The term ‘related party’ is given a very wide meaning under the Indian Accounting Standards and covers not only affiliates (that is entities above, below and on the same level as the issuer in a group structure) but also joint venture companies and entities which exercise significant influence over the activities of such entity. This change would prevent many issuers from being able to use the Masala bond guidelines to obtain funding from offshore affiliates through privately placed bond issues which have been popular since the introduction of the Masala bond guidelines.
Examination by Foreign Exchange Department of the RBI
Another feature of Masala bonds which made them an attractive funding source for issuers was the ability to issue under the automatic route (that is, without requiring approval) for principal amounts of up to INR50 billion (approximately USD750 million) in a financial year. The 2017 Circular now requires an eligible issuer looking to issue Masala bonds of any amount to obtain sign-off from the Foreign Exchange Department (the "FED") of the RBI. As of now, there is no guidance as to the nature of such sign-off and whether it will be purely an administrative process or will it be a more substantive approval process based on the merits of the proposed transaction.

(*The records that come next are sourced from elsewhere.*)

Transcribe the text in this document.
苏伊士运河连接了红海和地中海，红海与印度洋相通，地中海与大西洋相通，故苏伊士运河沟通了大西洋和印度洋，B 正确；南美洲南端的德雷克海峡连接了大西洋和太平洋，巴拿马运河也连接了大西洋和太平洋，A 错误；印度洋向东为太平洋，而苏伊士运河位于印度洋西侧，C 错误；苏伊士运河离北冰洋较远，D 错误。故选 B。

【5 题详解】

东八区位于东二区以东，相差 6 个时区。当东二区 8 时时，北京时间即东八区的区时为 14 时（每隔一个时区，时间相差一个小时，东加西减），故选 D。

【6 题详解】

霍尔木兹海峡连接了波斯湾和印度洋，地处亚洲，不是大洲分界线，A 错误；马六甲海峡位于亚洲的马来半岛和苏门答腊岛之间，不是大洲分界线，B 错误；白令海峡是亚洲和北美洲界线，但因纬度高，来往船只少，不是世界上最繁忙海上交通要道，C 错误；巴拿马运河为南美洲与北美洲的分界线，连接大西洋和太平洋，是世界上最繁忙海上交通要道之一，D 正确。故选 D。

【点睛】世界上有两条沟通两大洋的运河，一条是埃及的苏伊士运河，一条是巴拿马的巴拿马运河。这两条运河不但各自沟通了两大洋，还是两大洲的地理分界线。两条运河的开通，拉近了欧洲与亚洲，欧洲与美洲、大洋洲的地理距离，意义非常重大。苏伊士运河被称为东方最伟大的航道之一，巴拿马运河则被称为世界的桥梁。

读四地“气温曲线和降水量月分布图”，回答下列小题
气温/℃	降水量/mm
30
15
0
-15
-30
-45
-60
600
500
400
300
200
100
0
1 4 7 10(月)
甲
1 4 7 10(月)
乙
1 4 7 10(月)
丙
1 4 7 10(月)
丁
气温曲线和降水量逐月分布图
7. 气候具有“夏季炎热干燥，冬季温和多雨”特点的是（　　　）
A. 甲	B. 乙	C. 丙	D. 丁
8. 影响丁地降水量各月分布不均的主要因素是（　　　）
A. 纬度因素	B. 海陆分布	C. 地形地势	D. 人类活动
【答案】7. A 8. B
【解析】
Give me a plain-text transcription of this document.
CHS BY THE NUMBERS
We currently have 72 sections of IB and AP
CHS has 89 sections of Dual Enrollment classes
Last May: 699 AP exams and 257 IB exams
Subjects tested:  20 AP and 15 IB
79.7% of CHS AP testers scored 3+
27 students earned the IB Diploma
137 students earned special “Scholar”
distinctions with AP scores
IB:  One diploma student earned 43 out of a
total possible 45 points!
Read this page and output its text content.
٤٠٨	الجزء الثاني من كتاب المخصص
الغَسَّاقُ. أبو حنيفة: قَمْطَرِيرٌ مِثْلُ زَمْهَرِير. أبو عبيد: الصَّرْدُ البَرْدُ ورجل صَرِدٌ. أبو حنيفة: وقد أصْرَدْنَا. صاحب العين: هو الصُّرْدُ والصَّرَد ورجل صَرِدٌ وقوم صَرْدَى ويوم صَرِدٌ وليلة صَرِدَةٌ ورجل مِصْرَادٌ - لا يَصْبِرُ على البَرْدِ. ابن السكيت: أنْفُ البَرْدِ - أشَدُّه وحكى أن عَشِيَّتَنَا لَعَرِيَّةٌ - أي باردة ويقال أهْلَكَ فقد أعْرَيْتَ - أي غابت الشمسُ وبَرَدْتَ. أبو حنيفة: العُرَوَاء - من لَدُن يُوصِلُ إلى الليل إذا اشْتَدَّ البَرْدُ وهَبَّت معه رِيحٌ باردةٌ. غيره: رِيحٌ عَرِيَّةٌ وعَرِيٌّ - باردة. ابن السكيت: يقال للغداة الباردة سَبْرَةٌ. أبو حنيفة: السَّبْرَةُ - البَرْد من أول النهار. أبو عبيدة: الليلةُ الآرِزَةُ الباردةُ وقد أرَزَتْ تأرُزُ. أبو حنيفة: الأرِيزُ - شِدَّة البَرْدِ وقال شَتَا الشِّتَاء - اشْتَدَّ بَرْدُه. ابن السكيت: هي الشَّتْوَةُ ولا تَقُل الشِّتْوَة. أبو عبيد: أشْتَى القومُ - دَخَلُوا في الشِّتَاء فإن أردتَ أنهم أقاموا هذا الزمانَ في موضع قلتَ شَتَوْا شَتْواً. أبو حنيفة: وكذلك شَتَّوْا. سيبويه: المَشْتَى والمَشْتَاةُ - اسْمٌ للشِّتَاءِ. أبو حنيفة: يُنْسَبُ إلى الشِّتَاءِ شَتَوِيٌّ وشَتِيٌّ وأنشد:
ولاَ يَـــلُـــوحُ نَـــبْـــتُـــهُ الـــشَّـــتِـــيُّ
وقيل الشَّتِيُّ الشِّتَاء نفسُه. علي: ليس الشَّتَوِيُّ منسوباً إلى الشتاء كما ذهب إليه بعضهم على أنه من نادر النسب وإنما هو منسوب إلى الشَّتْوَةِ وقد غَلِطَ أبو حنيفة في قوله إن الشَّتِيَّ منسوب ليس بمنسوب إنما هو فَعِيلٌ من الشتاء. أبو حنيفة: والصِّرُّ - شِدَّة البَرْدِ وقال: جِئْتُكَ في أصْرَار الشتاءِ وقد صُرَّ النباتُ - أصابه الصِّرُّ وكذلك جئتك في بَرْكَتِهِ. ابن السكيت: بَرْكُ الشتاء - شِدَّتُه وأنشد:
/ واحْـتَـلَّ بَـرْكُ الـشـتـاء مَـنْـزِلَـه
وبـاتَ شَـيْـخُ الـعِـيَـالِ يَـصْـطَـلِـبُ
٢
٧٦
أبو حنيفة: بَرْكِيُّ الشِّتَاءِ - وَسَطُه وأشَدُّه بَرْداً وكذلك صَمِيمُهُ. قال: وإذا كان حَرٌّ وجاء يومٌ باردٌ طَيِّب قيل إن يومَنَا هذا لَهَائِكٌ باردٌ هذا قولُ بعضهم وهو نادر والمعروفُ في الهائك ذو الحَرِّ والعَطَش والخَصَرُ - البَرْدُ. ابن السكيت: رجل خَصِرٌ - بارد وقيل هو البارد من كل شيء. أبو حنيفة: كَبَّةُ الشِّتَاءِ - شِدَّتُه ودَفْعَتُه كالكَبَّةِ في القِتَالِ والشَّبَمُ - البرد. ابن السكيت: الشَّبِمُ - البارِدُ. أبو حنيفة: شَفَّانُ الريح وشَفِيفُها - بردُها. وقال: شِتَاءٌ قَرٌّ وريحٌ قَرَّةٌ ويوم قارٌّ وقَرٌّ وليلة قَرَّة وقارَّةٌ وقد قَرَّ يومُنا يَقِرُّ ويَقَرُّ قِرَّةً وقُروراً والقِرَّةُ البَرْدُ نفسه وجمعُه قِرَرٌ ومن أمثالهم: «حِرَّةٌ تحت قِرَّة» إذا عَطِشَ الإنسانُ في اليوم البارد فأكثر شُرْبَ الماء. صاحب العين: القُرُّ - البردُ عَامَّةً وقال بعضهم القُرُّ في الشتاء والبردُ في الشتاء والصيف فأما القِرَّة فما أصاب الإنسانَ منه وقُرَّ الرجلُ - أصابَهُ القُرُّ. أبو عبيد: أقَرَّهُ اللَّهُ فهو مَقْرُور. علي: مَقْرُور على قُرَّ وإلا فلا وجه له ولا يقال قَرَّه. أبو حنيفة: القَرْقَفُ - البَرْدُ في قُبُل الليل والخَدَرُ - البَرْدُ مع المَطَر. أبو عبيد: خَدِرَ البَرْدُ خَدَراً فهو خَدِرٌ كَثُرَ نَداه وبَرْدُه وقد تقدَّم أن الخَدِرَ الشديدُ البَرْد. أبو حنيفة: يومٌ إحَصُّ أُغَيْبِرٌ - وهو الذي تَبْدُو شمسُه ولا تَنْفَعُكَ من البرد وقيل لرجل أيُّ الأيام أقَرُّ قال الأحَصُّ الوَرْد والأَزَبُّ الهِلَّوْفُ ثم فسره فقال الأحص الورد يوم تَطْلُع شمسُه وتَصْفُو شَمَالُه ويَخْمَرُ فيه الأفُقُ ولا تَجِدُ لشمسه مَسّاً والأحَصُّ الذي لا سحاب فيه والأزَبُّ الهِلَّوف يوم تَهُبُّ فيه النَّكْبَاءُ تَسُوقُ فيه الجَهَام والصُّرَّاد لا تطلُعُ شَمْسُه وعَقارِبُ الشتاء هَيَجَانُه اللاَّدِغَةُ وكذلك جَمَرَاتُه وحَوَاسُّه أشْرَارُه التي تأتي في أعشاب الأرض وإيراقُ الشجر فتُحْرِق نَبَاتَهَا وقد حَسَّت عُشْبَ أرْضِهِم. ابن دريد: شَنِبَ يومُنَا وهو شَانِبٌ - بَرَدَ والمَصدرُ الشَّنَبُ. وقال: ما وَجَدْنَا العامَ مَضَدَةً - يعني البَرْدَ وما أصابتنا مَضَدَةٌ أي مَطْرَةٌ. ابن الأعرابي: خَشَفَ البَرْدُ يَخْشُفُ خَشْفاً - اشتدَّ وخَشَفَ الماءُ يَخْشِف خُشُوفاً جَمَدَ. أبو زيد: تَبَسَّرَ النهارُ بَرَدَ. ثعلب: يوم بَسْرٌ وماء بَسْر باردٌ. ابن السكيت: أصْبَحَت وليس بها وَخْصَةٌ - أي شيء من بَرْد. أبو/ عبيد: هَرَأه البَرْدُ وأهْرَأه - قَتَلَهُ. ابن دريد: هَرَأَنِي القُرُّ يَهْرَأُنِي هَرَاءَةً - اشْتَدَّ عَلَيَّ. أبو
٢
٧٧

It appears that the 2017 Circular is intended to align the Masala bond guidelines with the ECB guidelines. In doing so, it has made Masala bonds less accessible to many issuers and investors particularly in the high yield space where the absence of an all-in pricing cap previously held much promise for this market. Under the 2017 Circular, for example the highly publicised ReNew Power high yield bond structure would no longer be possible. It also puts a stop to the use of Masala bonds to facilitate intra-group funding which has proliferated in the recent months.